Trois figures de l’UdeS reçoivent une distinction française majeure 

Par Frédérique Maysenhoelder 

Le recteur de l’UdeS, Jean-Pierre Perreault, ainsi que Pierre Cossette et Jean Goulet, ont reçu les insignes de chevalier de l’Ordre des Palmes académiques lors d’une cérémonie tenue à l’Université de Sherbrooke le 5 février, en présence du consul général de France à Québec, Éric Lamouroux.

Le 5 février dernier, l’Université de Sherbrooke (UdeS) a été le théâtre d’une cérémonie empreinte d’émotion et de fierté. À cette occasion, le consul général de France à Québec, Éric Lamouroux, a officiellement nommé Jean-Pierre Perreault, Pierre Cossette et Jean Goulet au grade de chevalier de l’Ordre des Palmes académiques, l’une des plus anciennes et prestigieuses distinctions civiles françaises.  

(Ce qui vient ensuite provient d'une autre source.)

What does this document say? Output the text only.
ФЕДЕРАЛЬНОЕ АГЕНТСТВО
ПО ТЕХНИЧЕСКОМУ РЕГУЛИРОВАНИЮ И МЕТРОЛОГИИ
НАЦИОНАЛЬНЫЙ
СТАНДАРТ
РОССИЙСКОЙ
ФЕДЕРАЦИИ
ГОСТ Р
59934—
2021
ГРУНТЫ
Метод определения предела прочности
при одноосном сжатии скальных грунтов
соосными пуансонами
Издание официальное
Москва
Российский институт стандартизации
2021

Créé au 19e siècle par Napoléon Bonaparte, cet ordre honorifique vise à reconnaître les personnes qui contribuent de manière exceptionnelle à l’enseignement, à la transmission du savoir et au rayonnement de la culture. 

Cette triple distinction, rarissime pour une même université, marque une étape importante dans l’histoire des relations entre l’UdeS et la France. Elle vient souligner non seulement l’engagement remarquable des trois récipiendaires, mais aussi la vitalité des coopérations scientifiques et universitaires qui se sont intensifiées au fil des dernières années. Comme l’a mentionné le consul général lors de son allocution, ces trois médailles reconnaissent le parcours exceptionnel de responsables éminents de l’Université de Sherbrooke tout en mettant en lumière la solidité des liens franco-québécois qui unissent les deux partenaires.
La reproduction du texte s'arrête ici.